The Company defines a non-performing asset as one that is 61 or more days past due, a Chapter 7 bankruptcy account, or a Chapter 13 bankruptcy account that has not been confirmed by the courts, for which the accrual of interest income is suspended.  Upon confirmation of a Chapter 13 bankruptcy account (BK13), the account is immediately charged-off.  Upon notification of a Chapter 7 bankruptcy, an account is monitored for collectability. In the event the debtors’ balance is reduced by the bankruptcy court, the Company records a loss equal to the amount of principal balance reduction.  The remaining balance is reduced as payments are received.  In the event an account is dismissed from bankruptcy, the Company will decide whether to begin repossession proceedings or to allow the customer to make regularly scheduled payments.

A dealer discount represents the difference between the finance receivable of a Contract, and the amount of money the Company actually pays for the Contract. The discount negotiated by the Company is a function of the lender, the wholesale value of the vehicle and competition in any given market. In making decisions regarding the purchase of a particular Contract the Company considers the following factors related to the borrower: place and length of residence; current and prior job status; history in making installment payments for automobiles; current income; and credit history. In addition, the Company examines its prior experience with Contracts purchased from the dealer, and the value of the automobile in relation to the purchase price and the term of the Contract.

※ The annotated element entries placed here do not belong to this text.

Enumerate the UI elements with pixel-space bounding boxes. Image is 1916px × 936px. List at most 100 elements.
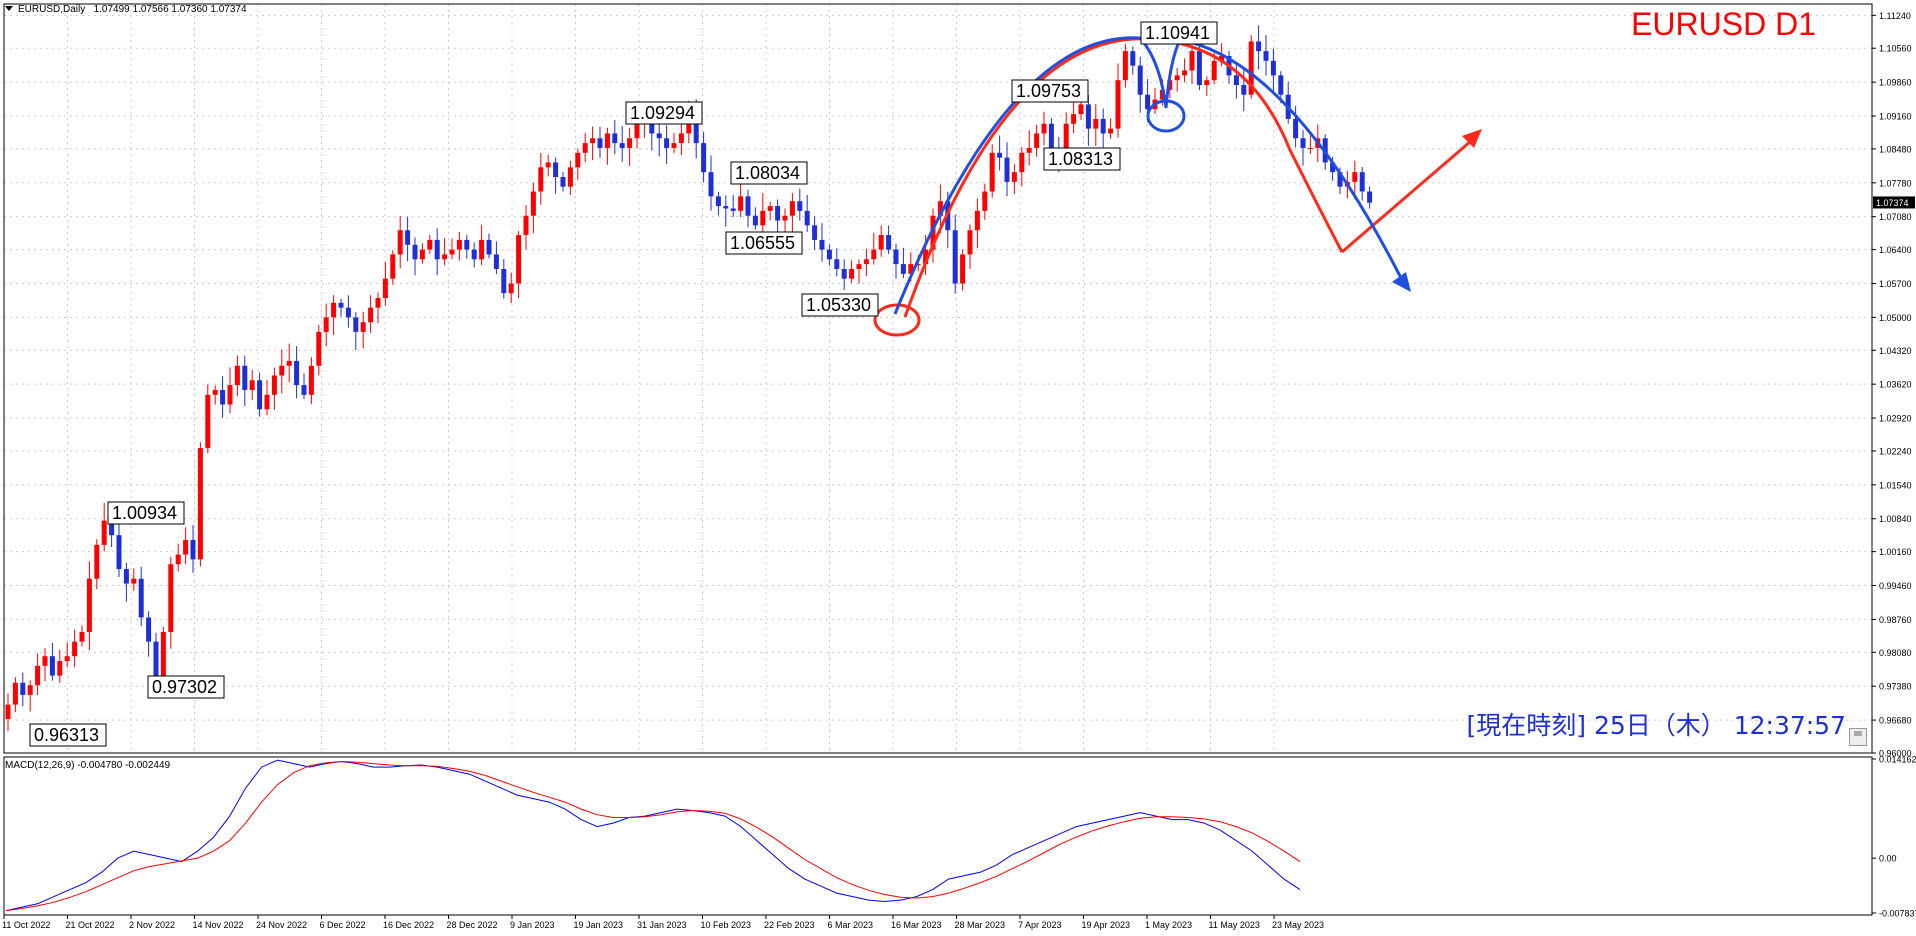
y-tick-label: 1.05000 <box>1879 313 1912 323</box>
price-labels: 0.96313 1.00934 0.97302 1.09294 1.08034 1.065… <box>29 21 1218 747</box>
chart-header: EURUSD,Daily 1.07499 1.07566 1.07360 1.0… <box>18 4 247 15</box>
red-arrowhead <box>1462 129 1482 148</box>
candle-body <box>1041 123 1047 134</box>
candle-body <box>523 215 529 236</box>
candle-body <box>1233 75 1239 86</box>
price-label-box <box>107 501 185 525</box>
x-tick-label: 19 Apr 2023 <box>1082 920 1131 930</box>
candle-body <box>1034 133 1040 148</box>
candle-body <box>1300 138 1306 148</box>
candle-body <box>486 239 492 255</box>
candle-body <box>1093 118 1099 129</box>
candle-body <box>1100 118 1106 134</box>
candle-body <box>220 389 226 405</box>
candle-body <box>834 259 840 269</box>
candle-body <box>1063 123 1069 158</box>
x-tick-label: 1 May 2023 <box>1145 920 1192 930</box>
candle-body <box>967 230 973 255</box>
candle-body <box>915 264 921 266</box>
candle-body <box>849 268 855 279</box>
price-label: 1.09294 <box>630 103 695 123</box>
candle-body <box>1359 172 1365 192</box>
candle-body <box>375 298 381 308</box>
y-tick-label: 0.96000 <box>1879 749 1912 759</box>
candle-body <box>419 249 425 260</box>
last-price-marker <box>1873 196 1915 209</box>
candle-body <box>427 239 433 250</box>
x-tick-label: 11 May 2023 <box>1209 920 1260 930</box>
candle-body <box>331 302 337 318</box>
candle-body <box>1189 51 1195 71</box>
y-tick-label: 1.05700 <box>1879 279 1912 289</box>
candle-body <box>35 665 41 686</box>
candle-body <box>819 239 825 250</box>
candle-body <box>368 307 374 323</box>
save-icon[interactable] <box>1849 728 1867 746</box>
candle-body <box>456 239 462 250</box>
candle-body <box>131 578 137 584</box>
candle-body <box>316 331 322 366</box>
candle-body <box>693 114 699 144</box>
x-tick-label: 16 Mar 2023 <box>891 920 942 930</box>
y-tick-label: 1.06400 <box>1879 245 1912 255</box>
candle-body <box>730 208 736 211</box>
x-tick-label: 11 Oct 2022 <box>2 920 50 930</box>
blue-arrowhead <box>1392 272 1411 292</box>
candle-body <box>390 254 396 279</box>
x-tick-label: 7 Apr 2023 <box>1018 920 1062 930</box>
price-label: 1.05330 <box>806 295 871 315</box>
candle-body <box>974 210 980 231</box>
candle-body <box>27 685 33 695</box>
price-label: 1.06555 <box>730 233 795 253</box>
candle-body <box>767 206 773 211</box>
candle-body <box>1019 152 1025 173</box>
candle-body <box>989 152 995 192</box>
candle-body <box>279 365 285 376</box>
candle-body <box>1367 191 1373 203</box>
candle-body <box>1130 51 1136 66</box>
price-label-box <box>730 161 808 185</box>
candle-body <box>893 249 899 265</box>
candle-body <box>397 230 403 255</box>
price-label: 1.08313 <box>1048 149 1113 169</box>
candle-body <box>538 167 544 192</box>
candle-body <box>590 138 596 144</box>
x-tick-label: 21 Oct 2022 <box>66 920 115 930</box>
y-tick-label: 1.01540 <box>1879 480 1912 490</box>
candle-body <box>826 249 832 260</box>
x-tick-label: 19 Jan 2023 <box>574 920 624 930</box>
y-tick-label: 1.02240 <box>1879 446 1912 456</box>
candle-body <box>997 152 1003 158</box>
price-label: 1.09753 <box>1016 81 1081 101</box>
candle-body <box>294 360 300 386</box>
candle-body <box>1026 147 1032 153</box>
price-label-box <box>801 293 879 317</box>
y-tick-label: 1.02920 <box>1879 414 1912 424</box>
candle-body <box>190 540 196 560</box>
candle-body <box>257 380 263 410</box>
price-label: 1.08034 <box>735 163 800 183</box>
price-label-box <box>29 723 107 747</box>
candle-body <box>797 201 803 211</box>
y-tick-label: 1.08480 <box>1879 144 1912 154</box>
candle-body <box>146 617 152 642</box>
candle-body <box>382 278 388 299</box>
candle-body <box>1048 123 1054 153</box>
x-tick-label: 16 Dec 2022 <box>383 920 434 930</box>
candle-body <box>619 143 625 148</box>
candle-body <box>405 230 411 245</box>
candle-body <box>338 302 344 308</box>
candle-body <box>434 239 440 260</box>
candle-body <box>479 239 485 260</box>
candle-body <box>1122 51 1128 81</box>
price-label-box <box>625 101 703 125</box>
trend-annotations <box>873 36 1482 337</box>
candle-body <box>1256 41 1262 52</box>
candle-body <box>205 394 211 449</box>
candle-body <box>1330 162 1336 173</box>
y-tick-label: 1.11240 <box>1879 11 1911 21</box>
candle-body <box>116 535 122 570</box>
dropdown-icon[interactable] <box>5 6 13 11</box>
candle-body <box>12 682 18 705</box>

The dealer discount is amortized as an adjustment to yield using the interest method over the life of the loan. The average dealer discount associated with new volume for the three months ended June 30, 2020 and 2019 was 8.0% and 8.3%, respectively, in relation to the total amount financed.

Unearned insurance and fee commissions consist primarily of commissions received from the sale of ancillary products. These products include automobile warranties, roadside assistance programs, accident and health insurance, credit life insurance, involuntary unemployment insurance coverage, and forced placed automobile insurance. These commissions are amortized over the life of the contract using the effective interest method.

Reclassifications

Reclassifications

Certain prior-period amounts have been reclassified to conform to the current presentation. Such reclassifications had no impact on previously reported net income or shareholders’ equity.

Recently Accounting Pronouncements

Recent Accounting Pronouncements

In June 2016, the FASB issued the ASU 2016-13 Financial Instruments—Credit Losses (Topic 326): Measurement of Credit Losses on Financial Instruments. Among other things, the amendments in this ASU require the measurement of all expected credit losses for financial instruments held at the reporting date based on historical experience, current conditions and reasonable and supportable forecasts. Financial institutions and other organizations will now use forward-looking information to better inform their credit loss estimates. Many of the loss estimation techniques applied today will still be permitted, although the inputs to those techniques will change to reflect the full amount of expected credit losses. The ASU also requires additional disclosures related to estimates and judgments used to measure all expected credit losses. The new guidance is effective for fiscal years, and interim periods within those fiscal years, beginning after December 15, 2020. Recently, the FASB voted to delay the implementation date for this accounting standard, for smaller reporting companies, the new effective date is beginning after December 15, 2022, and early adoption is permitted. The Company is currently evaluating the impact of the adoption of this ASU on the consolidated financial statements and is collecting and analyzing data that will be needed to produce historical inputs into any models created as a result of adopting this ASU. At this time, the Company believes the adoption of this ASU will likely have a material effect and is expected to increase the overall allowance for credit losses.

The Company does not believe there are any other recently issued accounting standards that have not yet been adopted that will have a material impact on the Company’s consolidated financial statements.